Analogy = What other industry even tries to hassle people, so much?
It is hard for me to think of another business that expects so much knowledge and understanding on the part of its customers. For instance:
1. When I buy a music CD from Tower Records, do they ask me to tell them where I intend to play it, how often, how loud, and with or without watching the associated video on my TV? If they did, would I tell them, or just go home and download the CD for free, from the Internet?
2. When I turn on the TV to watch a program, does the TV ask me what I am wearing, what type of soda I plan to drink during the program, and if anyone else is in the room, with me? I am sure there are certain members of Congress and our Government, who might approve of the networks doing this, but I don't think most Americans would agree with them.

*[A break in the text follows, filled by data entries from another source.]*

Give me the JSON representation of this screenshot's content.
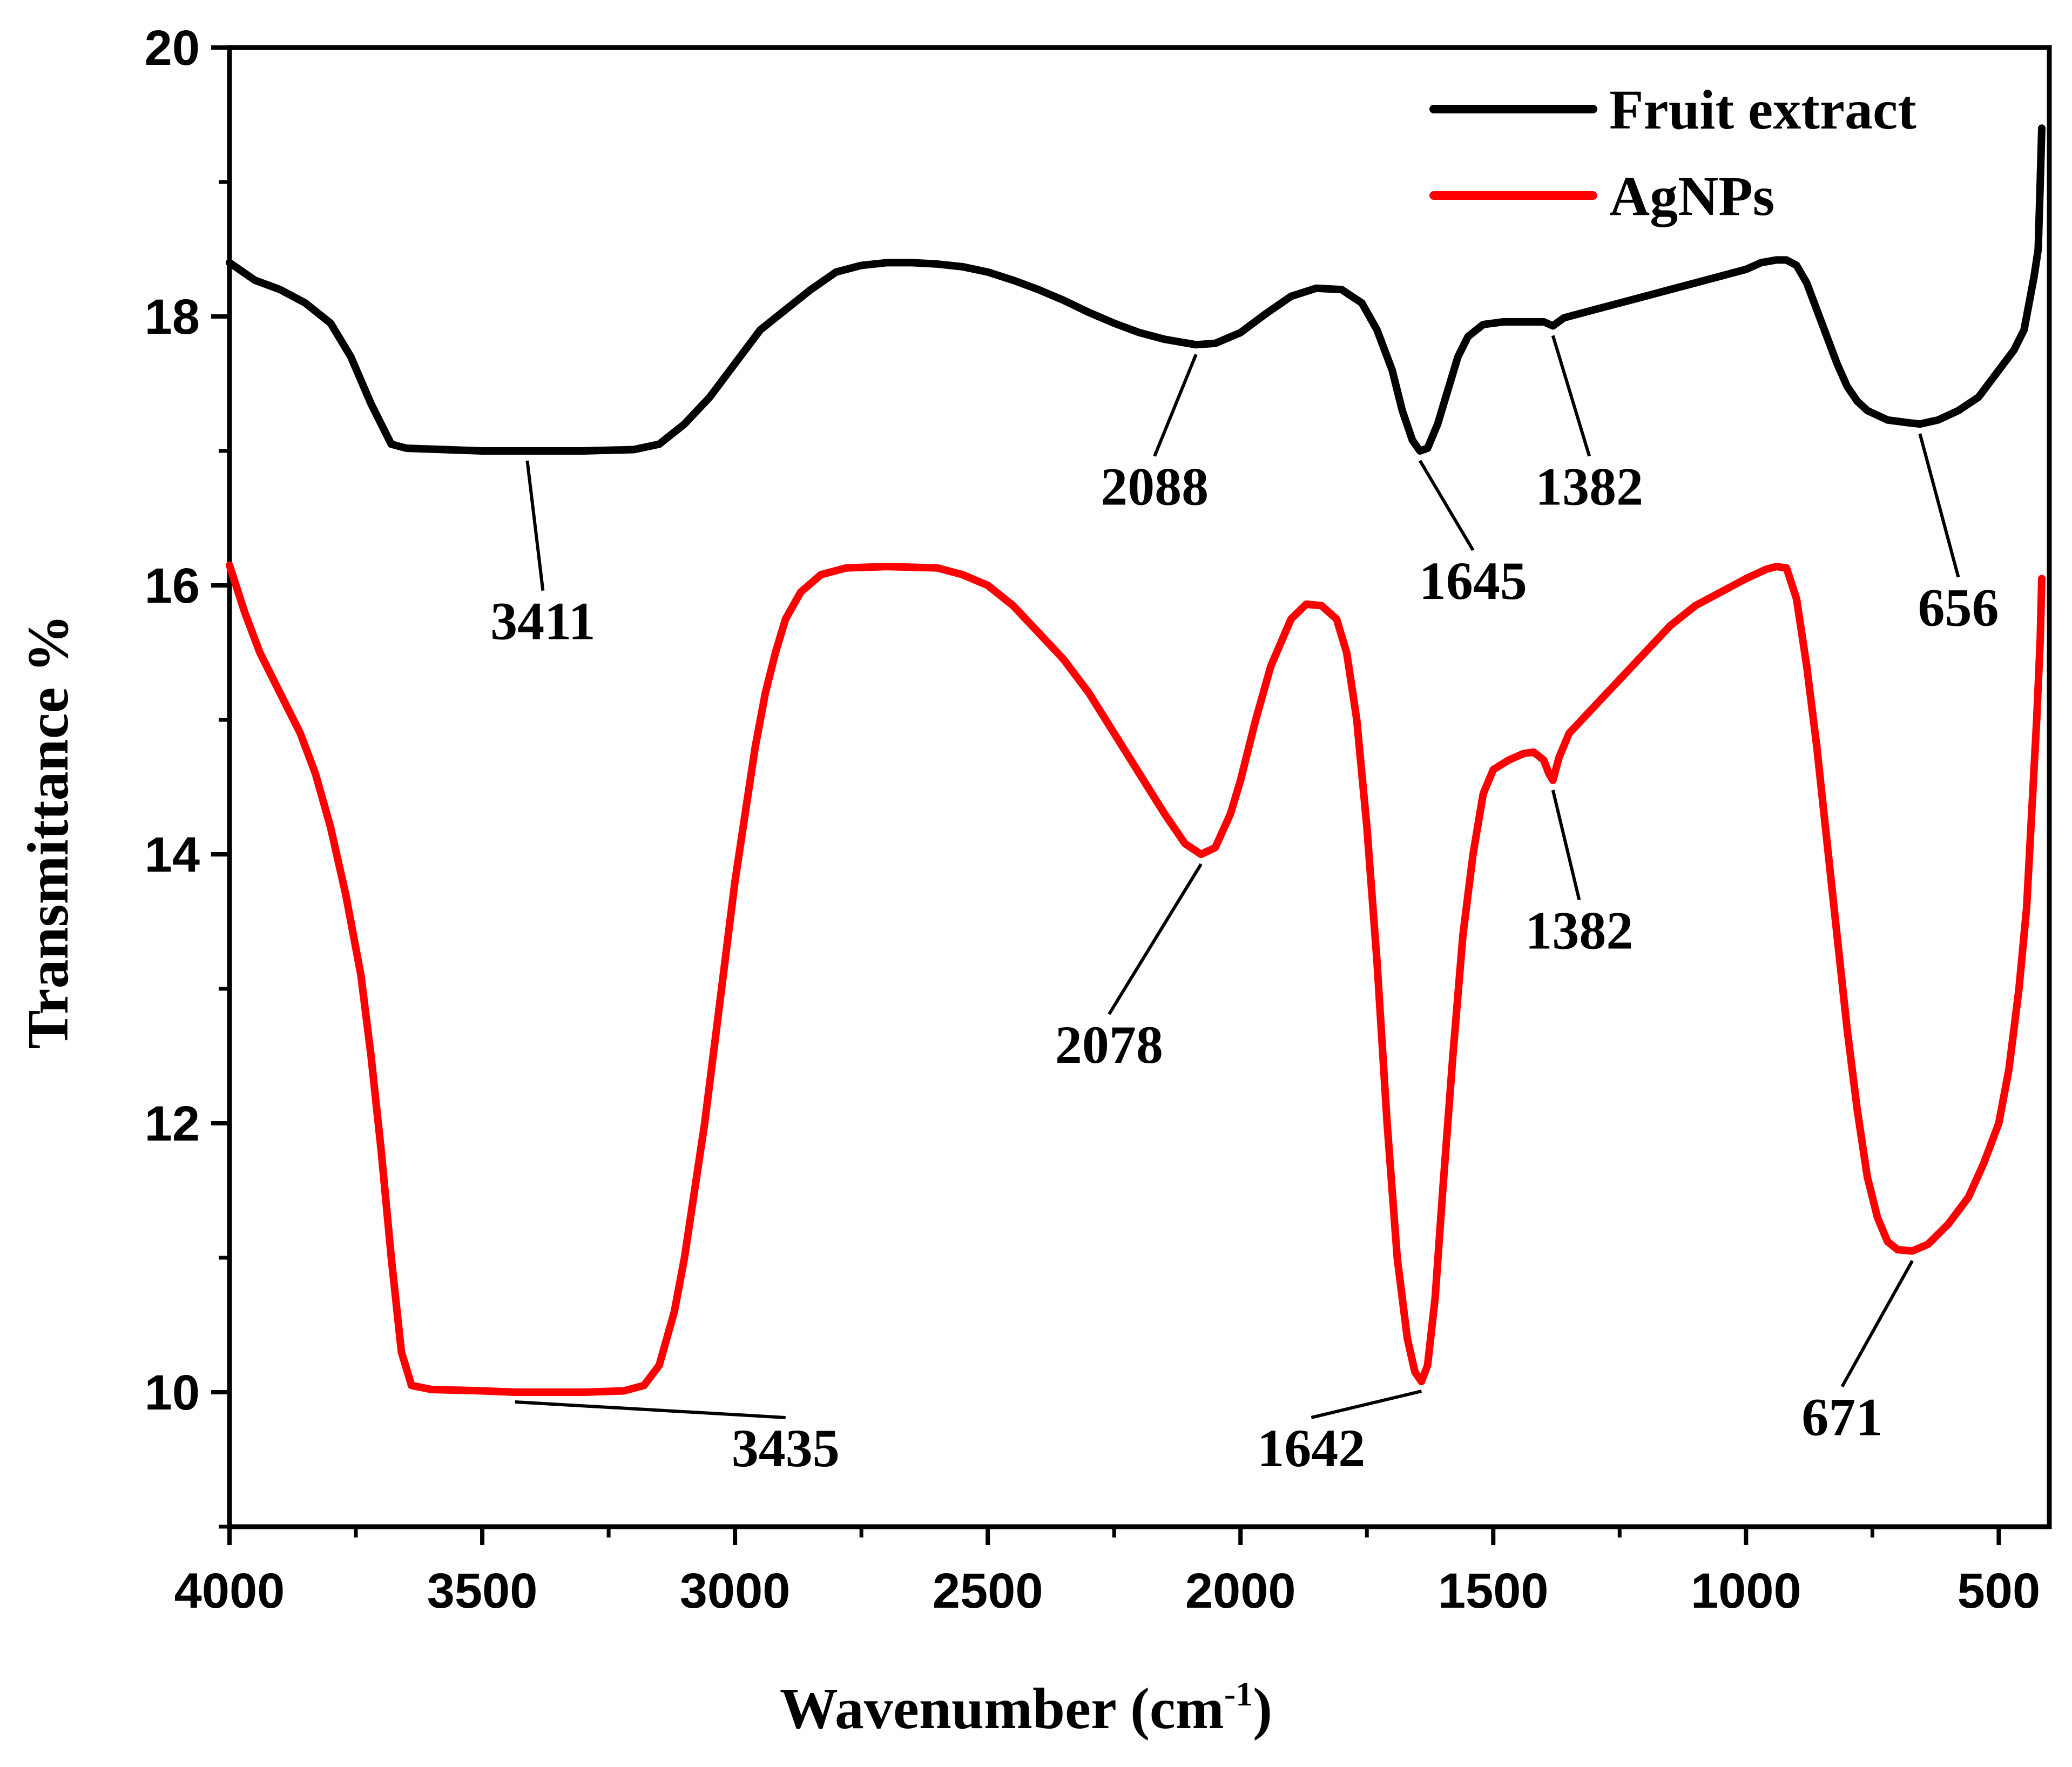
{
  "chart_data": {
    "type": "line",
    "xlabel": "Wavenumber (cm",
    "xlabel_sup": "-1",
    "xlabel_close": ")",
    "ylabel": "Transmittance %",
    "xlim": [
      4000,
      400
    ],
    "ylim": [
      9,
      20
    ],
    "xticks": [
      4000,
      3500,
      3000,
      2500,
      2000,
      1500,
      1000,
      500
    ],
    "xtick_labels": [
      "4000",
      "3500",
      "3000",
      "2500",
      "2000",
      "1500",
      "1000",
      "500"
    ],
    "yticks": [
      10,
      12,
      14,
      16,
      18,
      20
    ],
    "ytick_labels": [
      "10",
      "12",
      "14",
      "16",
      "18",
      "20"
    ],
    "legend_position": "top-right",
    "series": [
      {
        "name": "Fruit extract",
        "color": "#000000",
        "points": [
          [
            4000,
            18.4
          ],
          [
            3950,
            18.27
          ],
          [
            3900,
            18.2
          ],
          [
            3850,
            18.1
          ],
          [
            3800,
            17.95
          ],
          [
            3760,
            17.7
          ],
          [
            3720,
            17.35
          ],
          [
            3680,
            17.05
          ],
          [
            3650,
            17.02
          ],
          [
            3500,
            17.0
          ],
          [
            3411,
            17.0
          ],
          [
            3300,
            17.0
          ],
          [
            3200,
            17.01
          ],
          [
            3150,
            17.05
          ],
          [
            3100,
            17.2
          ],
          [
            3050,
            17.4
          ],
          [
            3000,
            17.65
          ],
          [
            2950,
            17.9
          ],
          [
            2900,
            18.05
          ],
          [
            2850,
            18.2
          ],
          [
            2800,
            18.33
          ],
          [
            2750,
            18.38
          ],
          [
            2700,
            18.4
          ],
          [
            2650,
            18.4
          ],
          [
            2600,
            18.39
          ],
          [
            2550,
            18.37
          ],
          [
            2500,
            18.33
          ],
          [
            2450,
            18.27
          ],
          [
            2400,
            18.2
          ],
          [
            2350,
            18.12
          ],
          [
            2300,
            18.03
          ],
          [
            2250,
            17.95
          ],
          [
            2200,
            17.88
          ],
          [
            2150,
            17.83
          ],
          [
            2088,
            17.79
          ],
          [
            2050,
            17.8
          ],
          [
            2000,
            17.88
          ],
          [
            1950,
            18.02
          ],
          [
            1900,
            18.15
          ],
          [
            1850,
            18.21
          ],
          [
            1800,
            18.2
          ],
          [
            1760,
            18.1
          ],
          [
            1730,
            17.9
          ],
          [
            1700,
            17.6
          ],
          [
            1680,
            17.3
          ],
          [
            1660,
            17.08
          ],
          [
            1645,
            17.0
          ],
          [
            1630,
            17.02
          ],
          [
            1610,
            17.2
          ],
          [
            1590,
            17.45
          ],
          [
            1570,
            17.7
          ],
          [
            1550,
            17.85
          ],
          [
            1520,
            17.94
          ],
          [
            1480,
            17.96
          ],
          [
            1440,
            17.96
          ],
          [
            1400,
            17.96
          ],
          [
            1382,
            17.93
          ],
          [
            1360,
            17.99
          ],
          [
            1300,
            18.05
          ],
          [
            1250,
            18.1
          ],
          [
            1200,
            18.15
          ],
          [
            1150,
            18.2
          ],
          [
            1100,
            18.25
          ],
          [
            1050,
            18.3
          ],
          [
            1000,
            18.35
          ],
          [
            970,
            18.4
          ],
          [
            940,
            18.42
          ],
          [
            920,
            18.42
          ],
          [
            900,
            18.38
          ],
          [
            880,
            18.25
          ],
          [
            860,
            18.05
          ],
          [
            840,
            17.85
          ],
          [
            820,
            17.65
          ],
          [
            800,
            17.48
          ],
          [
            780,
            17.37
          ],
          [
            760,
            17.3
          ],
          [
            720,
            17.23
          ],
          [
            680,
            17.21
          ],
          [
            656,
            17.2
          ],
          [
            620,
            17.23
          ],
          [
            580,
            17.3
          ],
          [
            540,
            17.4
          ],
          [
            500,
            17.6
          ],
          [
            470,
            17.75
          ],
          [
            450,
            17.9
          ],
          [
            440,
            18.1
          ],
          [
            430,
            18.3
          ],
          [
            422,
            18.5
          ],
          [
            418,
            19.0
          ],
          [
            415,
            19.4
          ]
        ]
      },
      {
        "name": "AgNPs",
        "color": "#ff0000",
        "points": [
          [
            4000,
            16.15
          ],
          [
            3970,
            15.8
          ],
          [
            3940,
            15.5
          ],
          [
            3900,
            15.2
          ],
          [
            3860,
            14.9
          ],
          [
            3830,
            14.6
          ],
          [
            3800,
            14.2
          ],
          [
            3770,
            13.7
          ],
          [
            3740,
            13.1
          ],
          [
            3720,
            12.5
          ],
          [
            3700,
            11.8
          ],
          [
            3680,
            11.0
          ],
          [
            3660,
            10.3
          ],
          [
            3640,
            10.05
          ],
          [
            3600,
            10.02
          ],
          [
            3500,
            10.01
          ],
          [
            3435,
            10.0
          ],
          [
            3300,
            10.0
          ],
          [
            3220,
            10.01
          ],
          [
            3180,
            10.05
          ],
          [
            3150,
            10.2
          ],
          [
            3120,
            10.6
          ],
          [
            3100,
            11.0
          ],
          [
            3080,
            11.5
          ],
          [
            3060,
            12.0
          ],
          [
            3040,
            12.6
          ],
          [
            3020,
            13.2
          ],
          [
            3000,
            13.8
          ],
          [
            2980,
            14.3
          ],
          [
            2960,
            14.8
          ],
          [
            2940,
            15.2
          ],
          [
            2920,
            15.5
          ],
          [
            2900,
            15.75
          ],
          [
            2870,
            15.95
          ],
          [
            2830,
            16.08
          ],
          [
            2780,
            16.13
          ],
          [
            2700,
            16.14
          ],
          [
            2600,
            16.13
          ],
          [
            2550,
            16.08
          ],
          [
            2500,
            16.0
          ],
          [
            2450,
            15.85
          ],
          [
            2400,
            15.65
          ],
          [
            2350,
            15.45
          ],
          [
            2300,
            15.2
          ],
          [
            2250,
            14.9
          ],
          [
            2200,
            14.6
          ],
          [
            2150,
            14.3
          ],
          [
            2110,
            14.08
          ],
          [
            2078,
            14.0
          ],
          [
            2050,
            14.05
          ],
          [
            2020,
            14.3
          ],
          [
            2000,
            14.55
          ],
          [
            1970,
            15.0
          ],
          [
            1940,
            15.4
          ],
          [
            1900,
            15.75
          ],
          [
            1870,
            15.86
          ],
          [
            1840,
            15.85
          ],
          [
            1810,
            15.75
          ],
          [
            1790,
            15.5
          ],
          [
            1770,
            15.0
          ],
          [
            1750,
            14.2
          ],
          [
            1730,
            13.2
          ],
          [
            1710,
            12.0
          ],
          [
            1690,
            11.0
          ],
          [
            1670,
            10.4
          ],
          [
            1655,
            10.15
          ],
          [
            1642,
            10.08
          ],
          [
            1630,
            10.2
          ],
          [
            1615,
            10.7
          ],
          [
            1600,
            11.5
          ],
          [
            1580,
            12.5
          ],
          [
            1560,
            13.4
          ],
          [
            1540,
            14.0
          ],
          [
            1520,
            14.45
          ],
          [
            1500,
            14.63
          ],
          [
            1470,
            14.7
          ],
          [
            1440,
            14.75
          ],
          [
            1420,
            14.76
          ],
          [
            1400,
            14.7
          ],
          [
            1390,
            14.6
          ],
          [
            1382,
            14.55
          ],
          [
            1370,
            14.72
          ],
          [
            1350,
            14.9
          ],
          [
            1300,
            15.1
          ],
          [
            1250,
            15.3
          ],
          [
            1200,
            15.5
          ],
          [
            1150,
            15.7
          ],
          [
            1100,
            15.85
          ],
          [
            1050,
            15.95
          ],
          [
            1000,
            16.05
          ],
          [
            960,
            16.12
          ],
          [
            940,
            16.14
          ],
          [
            920,
            16.13
          ],
          [
            900,
            15.9
          ],
          [
            880,
            15.4
          ],
          [
            860,
            14.8
          ],
          [
            840,
            14.1
          ],
          [
            820,
            13.4
          ],
          [
            800,
            12.7
          ],
          [
            780,
            12.1
          ],
          [
            760,
            11.6
          ],
          [
            740,
            11.3
          ],
          [
            720,
            11.12
          ],
          [
            700,
            11.06
          ],
          [
            671,
            11.05
          ],
          [
            640,
            11.1
          ],
          [
            600,
            11.25
          ],
          [
            560,
            11.45
          ],
          [
            530,
            11.7
          ],
          [
            500,
            12.0
          ],
          [
            480,
            12.4
          ],
          [
            460,
            13.0
          ],
          [
            445,
            13.6
          ],
          [
            435,
            14.3
          ],
          [
            425,
            15.0
          ],
          [
            418,
            15.6
          ],
          [
            415,
            16.05
          ]
        ]
      }
    ],
    "annotations": [
      {
        "label": "3411",
        "x": 3411,
        "y": 17.0,
        "text_x": 3380,
        "text_y": 15.6
      },
      {
        "label": "2088",
        "x": 2088,
        "y": 17.79,
        "text_x": 2170,
        "text_y": 16.6
      },
      {
        "label": "1645",
        "x": 1645,
        "y": 17.0,
        "text_x": 1540,
        "text_y": 15.9
      },
      {
        "label": "1382",
        "x": 1382,
        "y": 17.93,
        "text_x": 1310,
        "text_y": 16.6
      },
      {
        "label": "656",
        "x": 656,
        "y": 17.2,
        "text_x": 580,
        "text_y": 15.7
      },
      {
        "label": "3435",
        "x": 3435,
        "y": 10.0,
        "text_x": 2900,
        "text_y": 9.45
      },
      {
        "label": "2078",
        "x": 2078,
        "y": 14.0,
        "text_x": 2260,
        "text_y": 12.45
      },
      {
        "label": "1642",
        "x": 1642,
        "y": 10.08,
        "text_x": 1860,
        "text_y": 9.45
      },
      {
        "label": "1382",
        "x": 1382,
        "y": 14.55,
        "text_x": 1330,
        "text_y": 13.3
      },
      {
        "label": "671",
        "x": 671,
        "y": 11.05,
        "text_x": 810,
        "text_y": 9.68
      }
    ]
  }
}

3. When I buy a newspaper, do I have to sign a document in advance agreeing not to give the newspaper to anyone else or to tell anyone about the stories I've read in it?

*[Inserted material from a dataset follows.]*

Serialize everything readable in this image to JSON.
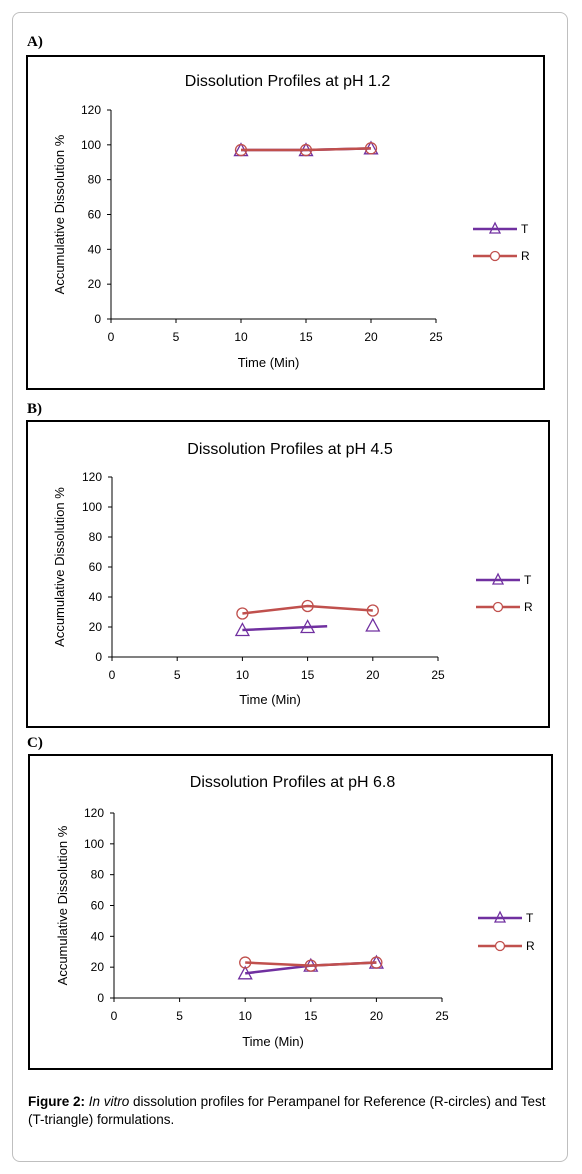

Of course, there are some buying decisions that have a level of complexity that is equal to the rights managed buying process. For instance, ordering coffee at Starbucks (I marvel at the specificity of the instructions I hear--and that they appear to be understood and correctly followed, most of the time!), leasing a car (don't try to read the contracts, just sign and hope you never have an accident or problem), or buying a computer on line (menu after mind-numbing menu of options that no ordinary person could understand). However, if you ask people how they feel about these processes, many will tell you that they hate them. Offer them simpler and cheaper approaches (coffee at the corner deli, buying a car at the "employee price," or getting a pre-packaged computer model) and many will choose simplicity and low cost, if they can.
If you are an artist and agree with my analysis, you should be shifting your production towards royalty free material. I have offered suggestions in previous posts about where opportunities remain for new royalty free images. If you are one of our artists, we can give you more direction, want lists, etc. Please contact your editor. If you are artist who disagrees with my analysis, I will be happy if you are right, and promise not to gloat, if you are wrong!

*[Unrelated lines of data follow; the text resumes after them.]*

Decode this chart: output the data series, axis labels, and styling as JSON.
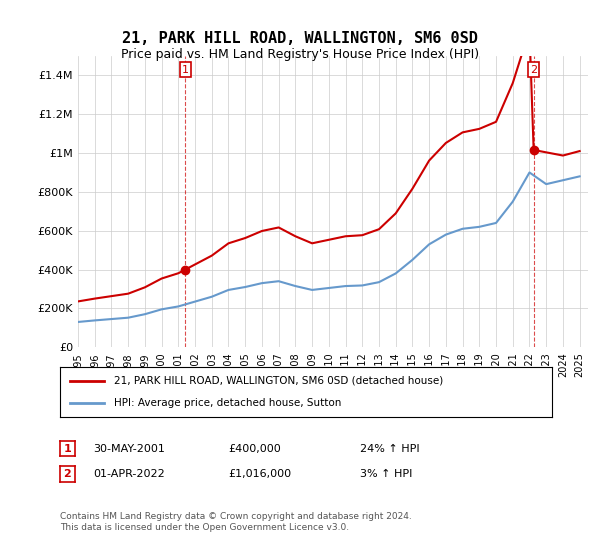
{
  "title": "21, PARK HILL ROAD, WALLINGTON, SM6 0SD",
  "subtitle": "Price paid vs. HM Land Registry's House Price Index (HPI)",
  "ylim": [
    0,
    1500000
  ],
  "yticks": [
    0,
    200000,
    400000,
    600000,
    800000,
    1000000,
    1200000,
    1400000
  ],
  "ytick_labels": [
    "£0",
    "£200K",
    "£400K",
    "£600K",
    "£800K",
    "£1M",
    "£1.2M",
    "£1.4M"
  ],
  "xlabel_years": [
    "1995",
    "1996",
    "1997",
    "1998",
    "1999",
    "2000",
    "2001",
    "2002",
    "2003",
    "2004",
    "2005",
    "2006",
    "2007",
    "2008",
    "2009",
    "2010",
    "2011",
    "2012",
    "2013",
    "2014",
    "2015",
    "2016",
    "2017",
    "2018",
    "2019",
    "2020",
    "2021",
    "2022",
    "2023",
    "2024",
    "2025"
  ],
  "hpi_years": [
    1995,
    1996,
    1997,
    1998,
    1999,
    2000,
    2001,
    2002,
    2003,
    2004,
    2005,
    2006,
    2007,
    2008,
    2009,
    2010,
    2011,
    2012,
    2013,
    2014,
    2015,
    2016,
    2017,
    2018,
    2019,
    2020,
    2021,
    2022,
    2023,
    2024,
    2025
  ],
  "hpi_values": [
    130000,
    138000,
    145000,
    152000,
    170000,
    195000,
    210000,
    235000,
    260000,
    295000,
    310000,
    330000,
    340000,
    315000,
    295000,
    305000,
    315000,
    318000,
    335000,
    380000,
    450000,
    530000,
    580000,
    610000,
    620000,
    640000,
    750000,
    900000,
    840000,
    860000,
    880000
  ],
  "price_paid_dates": [
    2001.42,
    2022.25
  ],
  "price_paid_values": [
    400000,
    1016000
  ],
  "sale1_label": "1",
  "sale2_label": "2",
  "sale1_date_str": "30-MAY-2001",
  "sale1_price_str": "£400,000",
  "sale1_hpi_str": "24% ↑ HPI",
  "sale2_date_str": "01-APR-2022",
  "sale2_price_str": "£1,016,000",
  "sale2_hpi_str": "3% ↑ HPI",
  "legend1_label": "21, PARK HILL ROAD, WALLINGTON, SM6 0SD (detached house)",
  "legend2_label": "HPI: Average price, detached house, Sutton",
  "footer": "Contains HM Land Registry data © Crown copyright and database right 2024.\nThis data is licensed under the Open Government Licence v3.0.",
  "price_color": "#cc0000",
  "hpi_color": "#6699cc",
  "bg_color": "#ffffff",
  "grid_color": "#cccccc"
}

If you are a customer and disagree with my analysis, please visit our site. We continue to list hundreds of thousands of GREAT rights managed images--and hope you will license a lot of them, from us. In fact, we intend to continue marketing images under any license that both protects the copyright of our artists and makes them money. I don't know if you noticed that I slipped in one model that trumps them all--"Free." Our industry needs to be realistic that there is a threat that our customers' desire for less cost and more simplicity will eventually drive them into this model. We need to work hard to increase the value we offer and make it clear why all of our models are better than this one.